Eileen McGivney, PhD Candidate, Instructor, and Researcher, Human Development, Teaching and Learning at Harvard University

The power of VR lies in providing users the chance to do something hands-on that might not be possible in the real or the remote world. That means students studying climate change can virtually dive a coral reef to see the effects of ocean acidification up close, or it can give scientists the ability to analyze molecules in 3D at the nanolevel.

We spoke with Harvard University instructor, researcher, and PhD candidate for Human Development, Teaching and Learning, Eileen McGivney, to learn more about the benefits of immersive technology in the classroom.

Meet the Expert: Eileen McGivney

Eileen McGivney

Eileen McGivney, PhD Candidate, Instructor and Researcher, Human Development, Teaching and Learning at Harvard University

Eileen McGivney is a current PhD student, instructor, and researcher at Harvard University. She studies learning in immersive virtual reality environments, including how virtual field trips impact students’ learning, motivation, and identity exploration. She is also a member of the Next Level Lab where she researches immersive technologies for workforce development.

At Harvard, she has studied the implementation of EcoXPT, a virtual world-based curriculum for middle school science. Additionally, she has researched diverse learners in online course environments and women’s belonging in Makerspace learning. Prior to Harvard, she worked as a researcher at the Brookings Institution in Washington DC and the Educational Reform Initiative in Istanbul, Turkey.

Q&A with Eileen McGivney What goes into designing and implementing a virtual reality (VR) or technology-immersed educational experience?

McGivney: There are a lot of aspects of designing VR-enabled learning. For one, there is the hardware, which needs to be accessible for all students who will use it and will depend on where and how it is used in courses.

There are also the content and virtual environments, which need to be designed to support certain learning goals.

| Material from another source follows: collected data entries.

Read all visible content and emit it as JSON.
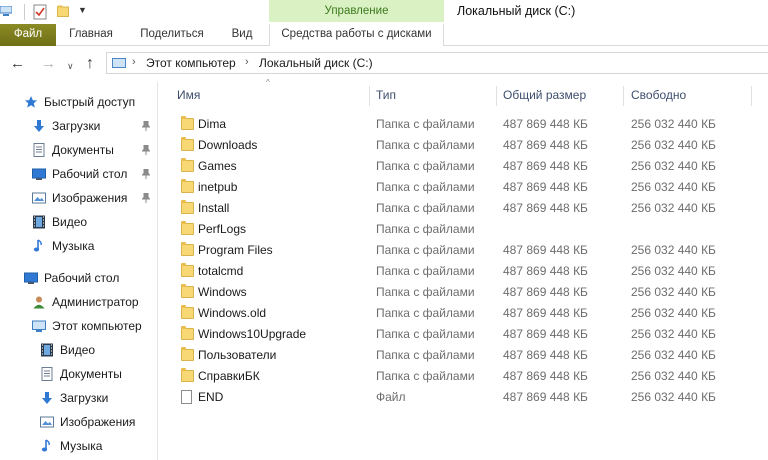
{
  "titlebar": {
    "context_group": "Управление",
    "window_title": "Локальный диск (C:)"
  },
  "ribbon": {
    "tabs": {
      "file": "Файл",
      "home": "Главная",
      "share": "Поделиться",
      "view": "Вид",
      "disk_tools": "Средства работы с дисками"
    }
  },
  "address": {
    "crumbs": [
      "Этот компьютер",
      "Локальный диск (C:)"
    ]
  },
  "navpane": {
    "quick_access": "Быстрый доступ",
    "qa_items": [
      "Загрузки",
      "Документы",
      "Рабочий стол",
      "Изображения",
      "Видео",
      "Музыка"
    ],
    "desktop": "Рабочий стол",
    "admin": "Администратор",
    "this_pc": "Этот компьютер",
    "pc_items": [
      "Видео",
      "Документы",
      "Загрузки",
      "Изображения",
      "Музыка"
    ]
  },
  "columns": {
    "name": "Имя",
    "type": "Тип",
    "total": "Общий размер",
    "free": "Свободно"
  },
  "rows": [
    {
      "name": "Dima",
      "type": "Папка с файлами",
      "total": "487 869 448 КБ",
      "free": "256 032 440 КБ",
      "icon": "folder-icon"
    },
    {
      "name": "Downloads",
      "type": "Папка с файлами",
      "total": "487 869 448 КБ",
      "free": "256 032 440 КБ",
      "icon": "folder-icon"
    },
    {
      "name": "Games",
      "type": "Папка с файлами",
      "total": "487 869 448 КБ",
      "free": "256 032 440 КБ",
      "icon": "folder-icon"
    },
    {
      "name": "inetpub",
      "type": "Папка с файлами",
      "total": "487 869 448 КБ",
      "free": "256 032 440 КБ",
      "icon": "folder-icon"
    },
    {
      "name": "Install",
      "type": "Папка с файлами",
      "total": "487 869 448 КБ",
      "free": "256 032 440 КБ",
      "icon": "folder-icon"
    },
    {
      "name": "PerfLogs",
      "type": "Папка с файлами",
      "total": "",
      "free": "",
      "icon": "folder-icon"
    },
    {
      "name": "Program Files",
      "type": "Папка с файлами",
      "total": "487 869 448 КБ",
      "free": "256 032 440 КБ",
      "icon": "folder-icon"
    },
    {
      "name": "totalcmd",
      "type": "Папка с файлами",
      "total": "487 869 448 КБ",
      "free": "256 032 440 КБ",
      "icon": "folder-icon"
    },
    {
      "name": "Windows",
      "type": "Папка с файлами",
      "total": "487 869 448 КБ",
      "free": "256 032 440 КБ",
      "icon": "folder-icon"
    },
    {
      "name": "Windows.old",
      "type": "Папка с файлами",
      "total": "487 869 448 КБ",
      "free": "256 032 440 КБ",
      "icon": "folder-icon"
    },
    {
      "name": "Windows10Upgrade",
      "type": "Папка с файлами",
      "total": "487 869 448 КБ",
      "free": "256 032 440 КБ",
      "icon": "folder-icon"
    },
    {
      "name": "Пользователи",
      "type": "Папка с файлами",
      "total": "487 869 448 КБ",
      "free": "256 032 440 КБ",
      "icon": "folder-icon"
    },
    {
      "name": "СправкиБК",
      "type": "Папка с файлами",
      "total": "487 869 448 КБ",
      "free": "256 032 440 КБ",
      "icon": "folder-icon"
    },
    {
      "name": "END",
      "type": "Файл",
      "total": "487 869 448 КБ",
      "free": "256 032 440 КБ",
      "icon": "file-icon"
    }
  ],
  "colors": {
    "file_tab": "#7b7a1e",
    "context_header_bg": "#d9f1c3",
    "context_header_text": "#3c7a1e",
    "column_header_text": "#3e4e6e",
    "folder": "#f8d775"
  }
}
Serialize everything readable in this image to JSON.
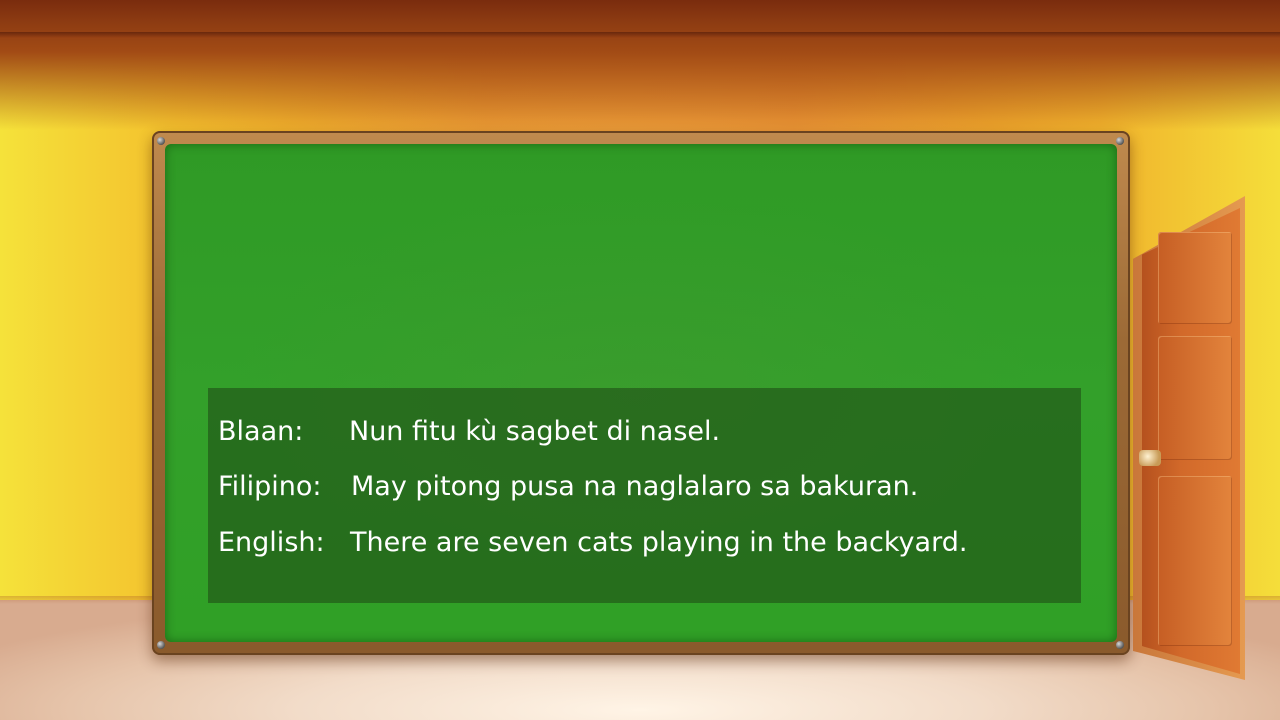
{
  "translations": [
    {
      "language": "Blaan:",
      "sentence": "Nun fitu kù sagbet di nasel."
    },
    {
      "language": "Filipino:",
      "sentence": "May pitong pusa na naglalaro sa bakuran."
    },
    {
      "language": "English:",
      "sentence": "There are seven cats playing in the backyard."
    }
  ],
  "colors": {
    "board": "#33a02a",
    "frame": "#9c6a36",
    "wall": "#e58a2a",
    "door": "#d2692a",
    "text": "#ffffff"
  }
}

For example, making a 360 video to visualize a place or phenomenon versus creating a VR lab where students will recreate experiments they might do in a physical lab. These are different kinds of VR that support different learning goals.

Finally, there is the implementation of the experiences in lessons, which should use principles of instructional design. For example, the experiential learning framework outlines how VR could be best used by providing students an opportunity to plan their learning and be introduced to a topic or questions. Then the VR serves as an experience itself. Afterward, they should reflect on what they experienced.

I think one important thing to know about creating educational VR is just how many different skills and perspectives it takes. This isn’t only a matter of getting devices into classrooms; we need partnerships between technical teams who can create the hardware and software, designers who understand the educational goals, and also the populations of students who will be using it, instructional designers, and teachers themselves who can help adapt the experiences to suit their classrooms and fit into their curricula.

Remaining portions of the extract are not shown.